Re: ID Card
Most National ID cards that I have personally seen and I have seen most of them from the EU, don't even have the bearer's home address on it.
I would never want my proof of identity device to have my address on it. Otherwise every time you change address you need a new device. As someone who rents a flat, I've changed address four times in seven years. I replaced my drivers licence once, when I moved most recently, and then only because I lost the paper part of my licence.
A better question would be why opening a bank account requires proof of residence at all. Proof of identity, sure. But an address is a pointless exercise now that you are no longer associated with a specific branch for your services. Not to mention the trap it puts on poor people, who often have no fixed abode, but can't get one because they can't get bank accounts, et cetera.
Replacing disparate numbering systems, NHS, Driving licence, National Insurance, to name but a few, would be a large and costly undertaking at a time when most government departments are having their budgets slashed.
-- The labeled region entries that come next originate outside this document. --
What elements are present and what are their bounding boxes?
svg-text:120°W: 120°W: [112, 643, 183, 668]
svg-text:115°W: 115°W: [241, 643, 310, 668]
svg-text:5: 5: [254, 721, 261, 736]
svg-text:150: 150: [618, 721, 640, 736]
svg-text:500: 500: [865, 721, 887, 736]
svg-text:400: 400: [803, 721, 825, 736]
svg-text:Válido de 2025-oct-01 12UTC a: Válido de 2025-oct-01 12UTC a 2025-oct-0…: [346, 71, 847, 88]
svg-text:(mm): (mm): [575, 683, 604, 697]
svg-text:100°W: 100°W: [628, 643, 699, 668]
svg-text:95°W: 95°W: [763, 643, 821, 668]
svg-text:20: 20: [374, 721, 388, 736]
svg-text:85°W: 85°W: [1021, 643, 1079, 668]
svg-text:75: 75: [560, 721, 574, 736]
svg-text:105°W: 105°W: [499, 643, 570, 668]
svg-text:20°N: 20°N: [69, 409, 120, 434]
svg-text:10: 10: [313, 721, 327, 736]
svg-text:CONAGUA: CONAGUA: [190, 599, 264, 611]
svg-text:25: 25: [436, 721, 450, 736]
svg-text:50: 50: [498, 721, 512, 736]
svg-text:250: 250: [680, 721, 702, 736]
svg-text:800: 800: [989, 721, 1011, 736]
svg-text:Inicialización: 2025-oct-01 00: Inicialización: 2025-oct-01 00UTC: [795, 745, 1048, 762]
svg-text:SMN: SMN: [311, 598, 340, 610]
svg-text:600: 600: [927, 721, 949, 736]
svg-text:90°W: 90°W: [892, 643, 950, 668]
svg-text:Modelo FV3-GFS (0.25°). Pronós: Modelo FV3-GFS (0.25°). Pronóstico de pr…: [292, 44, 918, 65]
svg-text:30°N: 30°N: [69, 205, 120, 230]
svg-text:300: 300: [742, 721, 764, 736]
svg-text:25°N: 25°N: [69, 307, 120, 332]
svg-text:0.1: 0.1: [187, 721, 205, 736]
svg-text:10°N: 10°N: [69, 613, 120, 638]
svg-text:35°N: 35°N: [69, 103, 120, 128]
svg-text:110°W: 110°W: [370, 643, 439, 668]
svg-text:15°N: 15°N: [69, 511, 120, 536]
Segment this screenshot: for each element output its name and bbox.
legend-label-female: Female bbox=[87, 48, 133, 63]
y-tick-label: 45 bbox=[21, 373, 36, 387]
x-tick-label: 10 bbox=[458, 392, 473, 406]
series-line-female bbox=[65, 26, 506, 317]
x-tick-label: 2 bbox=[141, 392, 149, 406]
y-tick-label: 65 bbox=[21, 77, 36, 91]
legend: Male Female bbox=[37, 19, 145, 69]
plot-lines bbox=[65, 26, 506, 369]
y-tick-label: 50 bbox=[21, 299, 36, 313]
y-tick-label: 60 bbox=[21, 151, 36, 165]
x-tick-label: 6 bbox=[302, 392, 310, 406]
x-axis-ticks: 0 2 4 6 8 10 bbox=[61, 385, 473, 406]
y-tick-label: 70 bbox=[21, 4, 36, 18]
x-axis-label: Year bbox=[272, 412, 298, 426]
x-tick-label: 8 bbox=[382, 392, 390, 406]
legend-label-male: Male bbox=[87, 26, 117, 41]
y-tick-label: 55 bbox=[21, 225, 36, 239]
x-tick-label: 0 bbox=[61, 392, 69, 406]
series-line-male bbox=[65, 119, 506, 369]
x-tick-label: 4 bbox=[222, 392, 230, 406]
I think you missed the part about all government services being required to work together. Each can retain their own systems, identifiers and databases, they don't even need to alter anything internally. Each would simply need to provide an open EDI interface that the secured middleware layer can communicate with. The middleware layer handles the translation between departments. So you start with something straightforward, like the driving licence system. The middleware layer associates the pre-existing drivers licence number with the ID number you have created for the relevant individual and boom, they know they are talking about the same person. You can then add other government departments one at a time and confirm the interoperability. So your principle expense initially is in the middleware layer. Each additional service added is cheaper and cheaper, as the underlying platform is already there.